The Ambassadors is the story of the small circle of top career diplomats who led American missions in the greater Middle East through war and revolution in the years after the 9/11 attacks.
Presidents and secretaries of state turned repeatedly to seasoned Middle East hands to serve as their chief troubleshooters and primary links to countries on the edge, from Iraq and Afghanistan to Libya, Pakistan and Egypt.
Diplomats are usually imagined as placid palace-dwellers in striped pants. These ambassadors were called on to be statesmen, warriors and nation-builders. Their foreign service peers admired them as the best people for the worst places. Though they were unknown to most Americans, they served as a crucial line of national defense.
The book paints vivid portraits of four of them. Ryan C. Crocker, a six-time ambassador, was dispatched to Afghanistan after the 9/11 attacks to help organize a new government. Over the next decade, two presidents sent him back to Iraq and Afghanistan as ambassador to find a path between warring factions that would allow U.S. armies to come home. Anne W. Patterson, a veteran of Latin American drug wars, was sent to Pakistan when American officials considered it the most dangerous country in the world. She brokered deals that kept fragile governments from collapsing to political crisis or military coup. Robert S. Ford served more time in Iraq than any other foreign service officer, then, as ambassador to Syria, stood up to a dictator who was slaughtering his own people. J. Christopher Stevens,a diplomat with a gift for making friends, became the most well-known expeditionary diplomat when he was killed during a terrorist attack in Benghazi, Libya, in 2012. Washington politicians fought over who was to blame for his death, but diplomatic veterans saw Stevens as proof that the job cannot be done right without risk.
The diplomats were part of a proud tradition of Mideast specialists in the State Department. In recent decades the Near Eastern Affairs Bureau had more than its share of the department’s most important work. Insiders considered it an elite club that admitted only the best.
The Ambassadors goes behind the curtain to explain how American diplomats deal with states in war and civil crisis. It often looks little like what is disclosed in official pronouncements.
- As chief of the U.S. embassy in Kabul in early 2002, Ryan Crocker was tasked to make sure that a column of Afghan allies’ tanks could cross the country to join the largest battle of the war. To get the job done, he had to threaten the life of an Afghan warlord—an ally.
- One of Crocker’s most important collaborators in the period was Qassim Suleimani, the Iran military mastermind who is generally seen as an American archenemy. Through intermediaries, Crocker and Suleimani negotiated the composition and management of a new government in Afghanistan in 2001 and 2002. In 2003, the two secretly bargained over the membership of the first Iraqi governing body put in place after the U.S. invasion.

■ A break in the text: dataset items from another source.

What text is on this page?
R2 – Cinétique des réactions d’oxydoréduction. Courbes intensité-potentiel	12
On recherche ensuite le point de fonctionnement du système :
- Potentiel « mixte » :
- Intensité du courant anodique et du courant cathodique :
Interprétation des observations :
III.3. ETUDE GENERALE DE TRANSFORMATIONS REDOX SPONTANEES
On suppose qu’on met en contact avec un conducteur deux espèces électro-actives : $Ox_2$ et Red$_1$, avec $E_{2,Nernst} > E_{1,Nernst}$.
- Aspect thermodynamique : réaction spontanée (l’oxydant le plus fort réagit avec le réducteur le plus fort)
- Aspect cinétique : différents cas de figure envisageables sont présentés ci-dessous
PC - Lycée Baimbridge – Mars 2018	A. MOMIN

- As one-man government of Iraq’s Najaf province in 2003, Robert Ford carried on a running argument with his superiors over how the occupation government should deal with the firebrand militia leader Moqtada Sadr. Sadr was trying to set up a separate Islamist government and assassinate Iraqi and U.S. officials, including Ford. When Ford pressed the occupation government to arrest Sadr, officials in Baghdad and Washington resisted. Years later, after Sadr’s fighters had killed hundreds of U.S. troops, former occupation chief J. Paul Bremer III acknowledged Ford had been right.

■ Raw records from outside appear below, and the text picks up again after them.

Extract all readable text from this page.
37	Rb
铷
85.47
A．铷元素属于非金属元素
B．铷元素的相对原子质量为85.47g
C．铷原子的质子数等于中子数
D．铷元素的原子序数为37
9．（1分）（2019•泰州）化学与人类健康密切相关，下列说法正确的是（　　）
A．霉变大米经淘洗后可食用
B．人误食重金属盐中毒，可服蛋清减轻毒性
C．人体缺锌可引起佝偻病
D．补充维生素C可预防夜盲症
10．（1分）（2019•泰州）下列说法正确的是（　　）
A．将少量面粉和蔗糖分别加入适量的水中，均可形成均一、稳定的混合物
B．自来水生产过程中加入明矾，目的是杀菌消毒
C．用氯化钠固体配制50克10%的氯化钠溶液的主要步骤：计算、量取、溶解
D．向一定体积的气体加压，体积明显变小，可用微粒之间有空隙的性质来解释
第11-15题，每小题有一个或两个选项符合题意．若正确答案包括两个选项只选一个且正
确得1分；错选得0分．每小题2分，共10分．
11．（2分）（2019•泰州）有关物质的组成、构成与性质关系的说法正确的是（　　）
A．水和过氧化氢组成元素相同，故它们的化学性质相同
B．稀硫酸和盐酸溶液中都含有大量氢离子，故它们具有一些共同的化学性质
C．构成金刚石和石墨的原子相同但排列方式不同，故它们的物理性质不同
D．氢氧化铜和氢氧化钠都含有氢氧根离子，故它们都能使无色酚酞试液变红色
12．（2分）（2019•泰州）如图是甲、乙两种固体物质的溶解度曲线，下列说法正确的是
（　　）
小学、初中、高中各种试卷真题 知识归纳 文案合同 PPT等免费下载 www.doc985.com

- In public, many Pakistani politicians built their careers on defiance of America. In private, even pro-Taliban leaders sought American approval for their political careers and causes. They assumed the American ambassador, like a British imperial viceroy, could get anything done in their country. When political crisis threatened to bring on a military coup in 2009, the army and politicians of varying stripes all turned to Anne Patterson to broker a deal.
- Some of the ambassadors’ toughest battles were not with the jihadists but with their local partners. Hamid Karzai, the longtime Afghan president, used erratic behavior to keep American generals and diplomats like Crocker off balance. He held cordial meetings with Americans then minutes later issued official statements denouncing them as war criminals.
In the years after these ambassadors ended their service, the foreign service saw its numbers shrink and its influence decline. But their stories attest to its contributions.